Returns on Event Processing
By perren.walker on Sep 19, 2008
Returns on event processing are highly specific to the industries in which they operate. Event processing does not lend it self to general return on investment characterizations of enterprise technologies. For example, middleware technology can enable customer self-service and consequently reduce the capacity requirements of a human sales and service organization. Organizations also employ middleware technology for internal facing self-service applications. Another example, data backup and disaster recovery can be viewed as a form of self-insurance. Both middleware and data backup have broad business value propositions that cross industry boundaries, with investment returns clearly tied to use cases.
For organization that has not evaluated the business impact of event processing, how can one imagine the potential returns on event processing? Identifying event processing opportunities within your organization can be extremely profitable resulting in improved processes, customer interaction and ultimately margin expansion. At worst, asking and exploring this question may lead to a better understanding of your internal processes and value flow within your organization. Lets take a look at existing event processing use cases and examine how event processing is used to identify and capture value:
Aircraft collision avoidance systems, their investment return is immeasurable preventing the loss of life. Yet in the shipping industry, some 18 years after the Exxon Valdez, there are still maritime collisions occurring such as the Cosco Busan’s collision with the San Francisco Bay Bridge on November 7, 2007. So clearly, very large opportunities still exist for event processing today.

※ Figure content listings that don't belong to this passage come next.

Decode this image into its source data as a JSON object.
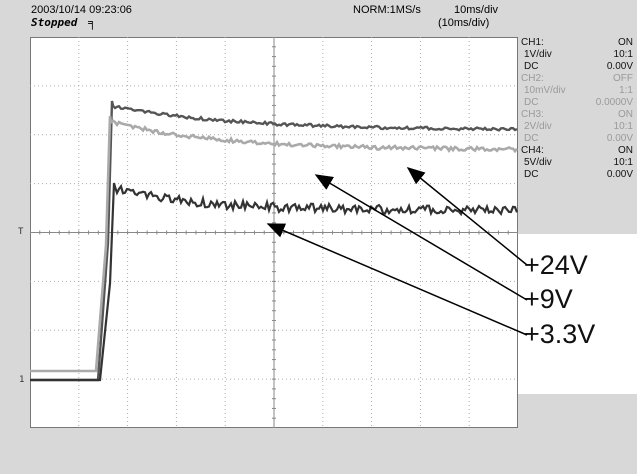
{
  "header": {
    "timestamp": "2003/10/14  09:23:06",
    "status": "Stopped",
    "mode": "NORM:1MS/s",
    "timebase": "10ms/div",
    "timebase_sub": "(10ms/div)"
  },
  "channels": [
    {
      "name": "CH1:",
      "state": "ON",
      "scale": "1V/div",
      "probe": "10:1",
      "coupling": "DC",
      "offset": "0.00V",
      "active": true
    },
    {
      "name": "CH2:",
      "state": "OFF",
      "scale": "10mV/div",
      "probe": "1:1",
      "coupling": "DC",
      "offset": "0.0000V",
      "active": false
    },
    {
      "name": "CH3:",
      "state": "ON",
      "scale": "2V/div",
      "probe": "10:1",
      "coupling": "DC",
      "offset": "0.00V",
      "active": false
    },
    {
      "name": "CH4:",
      "state": "ON",
      "scale": "5V/div",
      "probe": "10:1",
      "coupling": "DC",
      "offset": "0.00V",
      "active": true
    }
  ],
  "annotations": [
    "+24V",
    "+9V",
    "+3.3V"
  ],
  "trigger_marker": "T",
  "ground_marker": "1"
}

With algorithmic trading, event processing enables the profitable capture of very small returns. Achieving a one-tenth-of-one-percent net-return (0.10%) on selling a security might not sound very appealing; however, if you were able to achieve that net-return every day without loss, over 200 trading days you would have a 22.12% compounded-return.

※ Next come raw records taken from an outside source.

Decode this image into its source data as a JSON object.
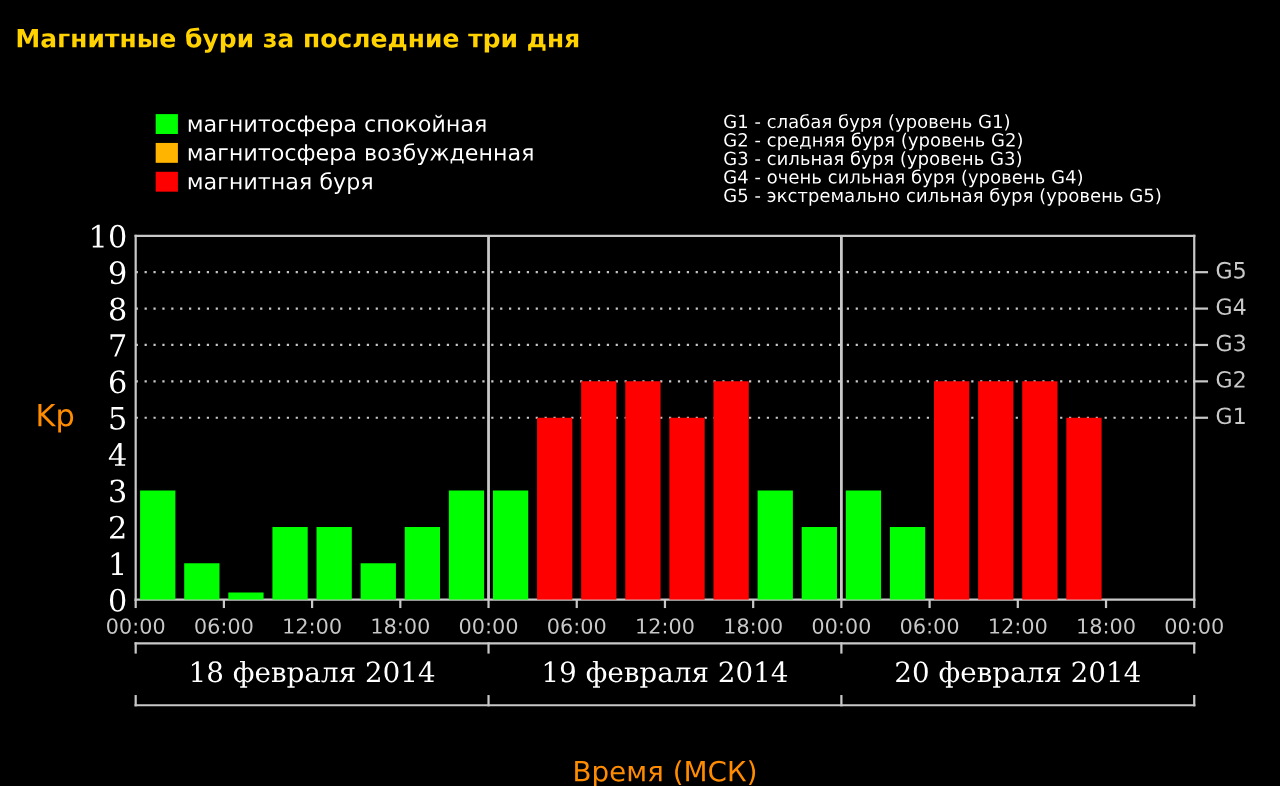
{
  "chart_data": {
    "type": "bar",
    "title": "Магнитные бури за последние три дня",
    "xlabel": "Время (МСК)",
    "ylabel": "Kp",
    "x": [
      "2014-02-18T01:30",
      "2014-02-18T04:30",
      "2014-02-18T07:30",
      "2014-02-18T10:30",
      "2014-02-18T13:30",
      "2014-02-18T16:30",
      "2014-02-18T19:30",
      "2014-02-18T22:30",
      "2014-02-19T01:30",
      "2014-02-19T04:30",
      "2014-02-19T07:30",
      "2014-02-19T10:30",
      "2014-02-19T13:30",
      "2014-02-19T16:30",
      "2014-02-19T19:30",
      "2014-02-19T22:30",
      "2014-02-20T01:30",
      "2014-02-20T04:30",
      "2014-02-20T07:30",
      "2014-02-20T10:30",
      "2014-02-20T13:30",
      "2014-02-20T16:30"
    ],
    "series": [
      {
        "name": "магнитосфера спокойная",
        "color": "#00ff00",
        "values": [
          3,
          1,
          0.2,
          2,
          2,
          1,
          2,
          3,
          3,
          null,
          null,
          null,
          null,
          null,
          3,
          2,
          3,
          2,
          null,
          null,
          null,
          null
        ]
      },
      {
        "name": "магнитосфера возбужденная",
        "color": "#ffb400",
        "values": [
          null,
          null,
          null,
          null,
          null,
          null,
          null,
          null,
          null,
          null,
          null,
          null,
          null,
          null,
          null,
          null,
          null,
          null,
          null,
          null,
          null,
          null
        ]
      },
      {
        "name": "магнитная буря",
        "color": "#ff0000",
        "values": [
          null,
          null,
          null,
          null,
          null,
          null,
          null,
          null,
          null,
          5,
          6,
          6,
          5,
          6,
          null,
          null,
          null,
          null,
          6,
          6,
          6,
          5
        ]
      }
    ],
    "xlim": [
      "2014-02-18T00:00",
      "2014-02-21T00:00"
    ],
    "xticks": [
      {
        "value": "2014-02-18T00:00",
        "label": "00:00"
      },
      {
        "value": "2014-02-18T06:00",
        "label": "06:00"
      },
      {
        "value": "2014-02-18T12:00",
        "label": "12:00"
      },
      {
        "value": "2014-02-18T18:00",
        "label": "18:00"
      },
      {
        "value": "2014-02-19T00:00",
        "label": "00:00"
      },
      {
        "value": "2014-02-19T06:00",
        "label": "06:00"
      },
      {
        "value": "2014-02-19T12:00",
        "label": "12:00"
      },
      {
        "value": "2014-02-19T18:00",
        "label": "18:00"
      },
      {
        "value": "2014-02-20T00:00",
        "label": "00:00"
      },
      {
        "value": "2014-02-20T06:00",
        "label": "06:00"
      },
      {
        "value": "2014-02-20T12:00",
        "label": "12:00"
      },
      {
        "value": "2014-02-20T18:00",
        "label": "18:00"
      },
      {
        "value": "2014-02-21T00:00",
        "label": "00:00"
      }
    ],
    "ylim": [
      0,
      10
    ],
    "yticks": [
      0,
      1,
      2,
      3,
      4,
      5,
      6,
      7,
      8,
      9,
      10
    ],
    "ref_lines": [
      {
        "axis": "y",
        "value": 5,
        "label": "G1",
        "line_style": "dotted",
        "color": "#c8c8c8"
      },
      {
        "axis": "y",
        "value": 6,
        "label": "G2",
        "line_style": "dotted",
        "color": "#c8c8c8"
      },
      {
        "axis": "y",
        "value": 7,
        "label": "G3",
        "line_style": "dotted",
        "color": "#c8c8c8"
      },
      {
        "axis": "y",
        "value": 8,
        "label": "G4",
        "line_style": "dotted",
        "color": "#c8c8c8"
      },
      {
        "axis": "y",
        "value": 9,
        "label": "G5",
        "line_style": "dotted",
        "color": "#c8c8c8"
      },
      {
        "axis": "x",
        "value": "2014-02-19T00:00",
        "color": "#c8c8c8"
      },
      {
        "axis": "x",
        "value": "2014-02-20T00:00",
        "color": "#c8c8c8"
      }
    ],
    "annotations": [
      "18 февраля 2014",
      "19 февраля 2014",
      "20 февраля 2014",
      "G1 - слабая буря (уровень G1)\nG2 - средняя буря (уровень G2)\nG3 - сильная буря (уровень G3)\nG4 - очень сильная буря (уровень G4)\nG5 - экстремально сильная буря (уровень G5)"
    ],
    "legend": "top left"
  }
}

The above two investment returns could not seem more different - identifying and capturing lots very small returns and identifying and avoiding, relatively infrequent, costly outcomes. Both examples are enabled by the low marginal cost of event processing. In both cases significant returns are achieved. When evaluating event processing opportunities within your enterprise, keep these examples in mind as you look to identify and capture value that may be left on the table with your existing processes. There is almost no return too small for an event processor to programmatically detect and capture.
Now lets examine the role that human interaction versus automated processing plays event processing opportunities. Take for example programmed trading, if a true arbitrage opportunity exists, frequently trades are automatically placed - no human intervention is required. If the opportunity is less certain with a larger time-window, a trader may be asked to make the final decision. With human intervention there is a higher cost associated with human involvement and hopefully a corresponding return that justifies that cost. The net effect is business process segmentation, where a potential return can be matched to a process resulting in a profitable transition. This finance example is an internal process, however, there is no reason why customer-facing process couldn’t benefit as well.
Both examples outlined above are core to their respective business and the total return from each respective use case can be immense. With the dramatic fall in the cost of event processing development and maintenance, it is worth exploring the profitability of event processing within every area your organization, not just the core business.